Apr 18, 2001|
The final straw?
First we had the ‘Tehelka’ scam. Then came the classic stock market scam. And this was followed by Infy’s results (which by the way took the breath out of many an investor). Sprinkle these developments with several insider-trading inquiries, bank failures and diversion of company funds into stock markets. And to top it, it has been alleged that the country's largest private sector group has been involved in stock market rigging. Not surprisingly, the benchmark BSE Sensitive Index has lost over 1,000 points since the start of the year.
Could anything else go wrong with the markets? Probably. The stock market scam could get murkier. More companies may be involved in diverting funds into the stock markets. Corporate results of other technology companies could probably disappoint. The recent allegation of rigging against the largest private sector corporate group could further destabilize the markets.
But then, is not all this already factored in by the markets? Difficult to give a one-word answer for this, but probably the markets have factored in a considerable amount of ‘bad news’.
Most retail investors are well versed with the strategy of buy – high and sell – low. This thanks to their advisors, who usually appear when valuations have probably peaked.
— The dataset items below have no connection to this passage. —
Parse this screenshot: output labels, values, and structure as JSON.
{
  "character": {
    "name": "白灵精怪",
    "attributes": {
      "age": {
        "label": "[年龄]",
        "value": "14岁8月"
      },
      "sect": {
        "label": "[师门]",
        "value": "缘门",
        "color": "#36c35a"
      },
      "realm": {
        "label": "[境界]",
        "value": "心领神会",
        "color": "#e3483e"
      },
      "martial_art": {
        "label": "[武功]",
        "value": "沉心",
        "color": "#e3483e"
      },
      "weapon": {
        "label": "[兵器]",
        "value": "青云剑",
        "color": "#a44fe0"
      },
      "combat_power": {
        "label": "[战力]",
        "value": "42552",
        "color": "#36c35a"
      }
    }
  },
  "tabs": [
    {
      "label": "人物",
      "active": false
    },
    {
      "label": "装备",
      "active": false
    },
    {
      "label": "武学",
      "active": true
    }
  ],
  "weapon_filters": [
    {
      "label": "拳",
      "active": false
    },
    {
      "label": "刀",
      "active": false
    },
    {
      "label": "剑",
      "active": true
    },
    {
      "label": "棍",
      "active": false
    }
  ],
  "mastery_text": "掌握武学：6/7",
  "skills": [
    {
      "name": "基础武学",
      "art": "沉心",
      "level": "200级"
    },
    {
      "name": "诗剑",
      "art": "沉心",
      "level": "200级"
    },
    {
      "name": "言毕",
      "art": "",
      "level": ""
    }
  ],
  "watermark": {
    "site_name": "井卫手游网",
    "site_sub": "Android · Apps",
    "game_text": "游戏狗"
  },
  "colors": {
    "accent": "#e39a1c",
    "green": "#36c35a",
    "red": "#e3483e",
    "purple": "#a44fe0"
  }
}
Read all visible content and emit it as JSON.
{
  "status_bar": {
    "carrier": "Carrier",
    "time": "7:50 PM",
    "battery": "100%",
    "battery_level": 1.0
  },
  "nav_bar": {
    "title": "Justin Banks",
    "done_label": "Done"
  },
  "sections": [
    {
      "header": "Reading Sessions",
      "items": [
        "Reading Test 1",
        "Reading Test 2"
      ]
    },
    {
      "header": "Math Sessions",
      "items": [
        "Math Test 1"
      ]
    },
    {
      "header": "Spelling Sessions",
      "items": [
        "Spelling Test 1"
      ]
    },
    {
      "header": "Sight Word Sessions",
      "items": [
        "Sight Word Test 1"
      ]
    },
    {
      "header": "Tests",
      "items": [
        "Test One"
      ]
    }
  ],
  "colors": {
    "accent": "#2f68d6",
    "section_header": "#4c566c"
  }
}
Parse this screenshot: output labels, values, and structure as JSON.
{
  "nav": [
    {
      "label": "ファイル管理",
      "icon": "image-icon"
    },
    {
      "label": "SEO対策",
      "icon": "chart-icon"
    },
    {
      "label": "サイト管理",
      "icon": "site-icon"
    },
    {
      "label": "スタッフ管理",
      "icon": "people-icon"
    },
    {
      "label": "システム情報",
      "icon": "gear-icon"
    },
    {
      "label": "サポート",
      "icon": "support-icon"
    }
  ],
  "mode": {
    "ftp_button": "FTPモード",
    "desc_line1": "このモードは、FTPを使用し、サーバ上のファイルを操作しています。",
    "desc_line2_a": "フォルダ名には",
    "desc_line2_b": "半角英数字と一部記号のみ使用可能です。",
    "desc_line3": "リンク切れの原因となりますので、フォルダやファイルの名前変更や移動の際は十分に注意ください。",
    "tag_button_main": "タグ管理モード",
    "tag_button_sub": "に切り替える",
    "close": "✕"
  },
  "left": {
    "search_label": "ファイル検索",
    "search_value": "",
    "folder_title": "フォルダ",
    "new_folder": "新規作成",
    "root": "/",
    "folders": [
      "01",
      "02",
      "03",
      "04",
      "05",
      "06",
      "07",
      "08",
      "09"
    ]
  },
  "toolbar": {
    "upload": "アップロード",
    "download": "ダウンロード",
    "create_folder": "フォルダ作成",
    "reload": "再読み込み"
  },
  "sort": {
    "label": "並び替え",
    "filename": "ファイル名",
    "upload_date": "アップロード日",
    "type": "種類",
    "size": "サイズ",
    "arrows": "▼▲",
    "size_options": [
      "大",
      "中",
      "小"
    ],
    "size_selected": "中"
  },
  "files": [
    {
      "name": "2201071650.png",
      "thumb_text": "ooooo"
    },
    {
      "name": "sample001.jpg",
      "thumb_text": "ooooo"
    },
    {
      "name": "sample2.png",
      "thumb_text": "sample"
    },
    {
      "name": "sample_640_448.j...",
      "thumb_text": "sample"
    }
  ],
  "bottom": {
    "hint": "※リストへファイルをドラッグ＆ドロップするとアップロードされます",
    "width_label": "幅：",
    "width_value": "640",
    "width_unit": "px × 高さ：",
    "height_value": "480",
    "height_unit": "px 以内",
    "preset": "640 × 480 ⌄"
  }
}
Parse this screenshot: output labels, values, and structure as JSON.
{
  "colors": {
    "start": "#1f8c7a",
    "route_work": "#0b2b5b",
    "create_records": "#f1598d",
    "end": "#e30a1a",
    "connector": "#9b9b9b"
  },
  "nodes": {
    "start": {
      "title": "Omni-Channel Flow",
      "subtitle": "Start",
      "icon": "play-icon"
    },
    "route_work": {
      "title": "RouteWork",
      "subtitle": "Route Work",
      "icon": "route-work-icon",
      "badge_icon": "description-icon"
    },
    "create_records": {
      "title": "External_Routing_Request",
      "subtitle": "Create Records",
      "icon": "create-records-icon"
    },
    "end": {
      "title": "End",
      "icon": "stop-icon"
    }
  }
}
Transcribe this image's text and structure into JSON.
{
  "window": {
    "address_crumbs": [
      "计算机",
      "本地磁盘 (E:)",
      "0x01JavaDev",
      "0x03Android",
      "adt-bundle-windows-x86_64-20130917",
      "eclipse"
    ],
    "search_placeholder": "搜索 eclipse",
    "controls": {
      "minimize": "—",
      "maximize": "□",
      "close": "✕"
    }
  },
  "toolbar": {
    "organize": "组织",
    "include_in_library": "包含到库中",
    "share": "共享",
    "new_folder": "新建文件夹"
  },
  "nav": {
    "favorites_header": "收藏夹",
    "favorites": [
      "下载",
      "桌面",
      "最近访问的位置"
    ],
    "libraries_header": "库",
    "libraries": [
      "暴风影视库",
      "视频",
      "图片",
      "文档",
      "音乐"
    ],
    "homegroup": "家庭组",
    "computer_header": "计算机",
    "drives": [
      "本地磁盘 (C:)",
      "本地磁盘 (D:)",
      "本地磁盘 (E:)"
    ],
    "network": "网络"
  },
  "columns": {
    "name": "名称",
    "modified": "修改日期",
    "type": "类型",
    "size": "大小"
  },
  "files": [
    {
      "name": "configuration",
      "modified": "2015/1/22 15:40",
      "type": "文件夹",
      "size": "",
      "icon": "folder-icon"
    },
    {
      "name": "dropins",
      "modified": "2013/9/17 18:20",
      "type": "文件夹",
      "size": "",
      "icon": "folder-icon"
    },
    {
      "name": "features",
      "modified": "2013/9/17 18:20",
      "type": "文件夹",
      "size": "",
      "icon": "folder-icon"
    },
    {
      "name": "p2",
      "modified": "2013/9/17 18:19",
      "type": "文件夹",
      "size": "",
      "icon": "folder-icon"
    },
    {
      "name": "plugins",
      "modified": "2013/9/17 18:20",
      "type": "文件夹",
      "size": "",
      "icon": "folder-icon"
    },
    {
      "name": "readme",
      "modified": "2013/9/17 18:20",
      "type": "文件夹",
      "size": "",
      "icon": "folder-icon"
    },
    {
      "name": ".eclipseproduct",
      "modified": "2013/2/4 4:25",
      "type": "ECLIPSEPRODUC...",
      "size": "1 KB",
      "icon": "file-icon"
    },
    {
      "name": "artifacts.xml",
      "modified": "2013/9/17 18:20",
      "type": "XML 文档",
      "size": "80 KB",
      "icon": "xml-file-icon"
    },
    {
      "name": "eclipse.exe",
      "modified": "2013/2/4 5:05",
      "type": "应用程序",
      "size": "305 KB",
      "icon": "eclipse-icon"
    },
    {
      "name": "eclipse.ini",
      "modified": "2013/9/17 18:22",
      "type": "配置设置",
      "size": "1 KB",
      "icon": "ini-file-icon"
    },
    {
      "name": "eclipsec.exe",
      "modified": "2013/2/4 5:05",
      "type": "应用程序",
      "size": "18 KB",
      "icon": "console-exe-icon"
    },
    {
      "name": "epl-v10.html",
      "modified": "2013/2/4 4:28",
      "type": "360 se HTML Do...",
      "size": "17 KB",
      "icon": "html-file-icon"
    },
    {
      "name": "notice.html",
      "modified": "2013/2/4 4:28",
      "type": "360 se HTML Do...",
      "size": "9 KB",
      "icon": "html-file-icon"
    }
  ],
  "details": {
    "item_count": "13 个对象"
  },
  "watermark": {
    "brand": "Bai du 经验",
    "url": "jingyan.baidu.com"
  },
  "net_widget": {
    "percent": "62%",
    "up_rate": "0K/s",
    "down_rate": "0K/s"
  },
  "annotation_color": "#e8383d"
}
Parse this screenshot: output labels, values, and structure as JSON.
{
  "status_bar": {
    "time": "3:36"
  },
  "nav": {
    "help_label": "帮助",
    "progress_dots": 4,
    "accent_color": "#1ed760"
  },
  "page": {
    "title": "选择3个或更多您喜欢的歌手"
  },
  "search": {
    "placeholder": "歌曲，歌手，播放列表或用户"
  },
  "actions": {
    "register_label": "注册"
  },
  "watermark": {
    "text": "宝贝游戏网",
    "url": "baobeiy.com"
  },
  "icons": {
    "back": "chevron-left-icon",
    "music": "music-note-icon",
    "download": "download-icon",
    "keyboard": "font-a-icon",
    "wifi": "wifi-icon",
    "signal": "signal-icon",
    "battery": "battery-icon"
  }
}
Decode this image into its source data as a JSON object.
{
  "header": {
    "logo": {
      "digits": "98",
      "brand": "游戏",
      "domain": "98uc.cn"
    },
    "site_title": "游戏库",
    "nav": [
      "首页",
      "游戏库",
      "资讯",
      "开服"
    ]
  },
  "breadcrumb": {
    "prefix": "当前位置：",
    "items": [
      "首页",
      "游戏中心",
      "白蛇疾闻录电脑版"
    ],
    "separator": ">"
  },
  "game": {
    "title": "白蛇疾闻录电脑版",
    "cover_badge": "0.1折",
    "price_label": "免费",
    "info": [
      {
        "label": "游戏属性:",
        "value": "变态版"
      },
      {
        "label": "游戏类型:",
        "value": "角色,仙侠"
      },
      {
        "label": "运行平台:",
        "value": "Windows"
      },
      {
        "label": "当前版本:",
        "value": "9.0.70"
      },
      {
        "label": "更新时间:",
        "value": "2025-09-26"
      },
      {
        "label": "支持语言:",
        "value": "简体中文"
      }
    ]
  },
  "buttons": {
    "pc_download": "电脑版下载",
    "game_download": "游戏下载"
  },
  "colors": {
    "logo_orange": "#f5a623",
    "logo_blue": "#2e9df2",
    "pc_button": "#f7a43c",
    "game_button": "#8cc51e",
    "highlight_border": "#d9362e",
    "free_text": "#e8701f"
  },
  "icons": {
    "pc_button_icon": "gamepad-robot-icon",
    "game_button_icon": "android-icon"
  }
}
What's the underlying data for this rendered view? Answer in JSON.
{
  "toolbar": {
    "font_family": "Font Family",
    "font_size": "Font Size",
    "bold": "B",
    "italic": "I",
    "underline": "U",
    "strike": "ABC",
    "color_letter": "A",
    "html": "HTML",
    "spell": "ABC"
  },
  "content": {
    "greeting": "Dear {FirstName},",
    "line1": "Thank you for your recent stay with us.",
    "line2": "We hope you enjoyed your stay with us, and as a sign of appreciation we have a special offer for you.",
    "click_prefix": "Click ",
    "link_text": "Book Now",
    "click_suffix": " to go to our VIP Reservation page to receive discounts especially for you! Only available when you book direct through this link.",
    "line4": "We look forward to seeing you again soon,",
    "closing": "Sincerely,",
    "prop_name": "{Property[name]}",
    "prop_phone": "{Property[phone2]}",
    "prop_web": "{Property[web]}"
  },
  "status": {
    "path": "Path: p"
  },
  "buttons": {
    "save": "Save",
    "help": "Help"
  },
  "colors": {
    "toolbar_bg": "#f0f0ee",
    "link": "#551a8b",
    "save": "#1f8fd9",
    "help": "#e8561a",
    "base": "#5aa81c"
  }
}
Now, a number of retail investors out there probably do not know what to do, as their so-called advisors are probably hiding somewhere.
In such a scenario, what should investors do? Go fishing, bottom-up. This approach to investing is based on the belief that good companies will do well (rather, outperform their peers), irrespective of the overall macro environment. Given that the macro environment in our country is not favourable, and valuations have fallen across the board, investors would do well by picking up good stocks, which have seen a decline in valuations due to these external factors. This would go a long way in improving the quality of portfolios.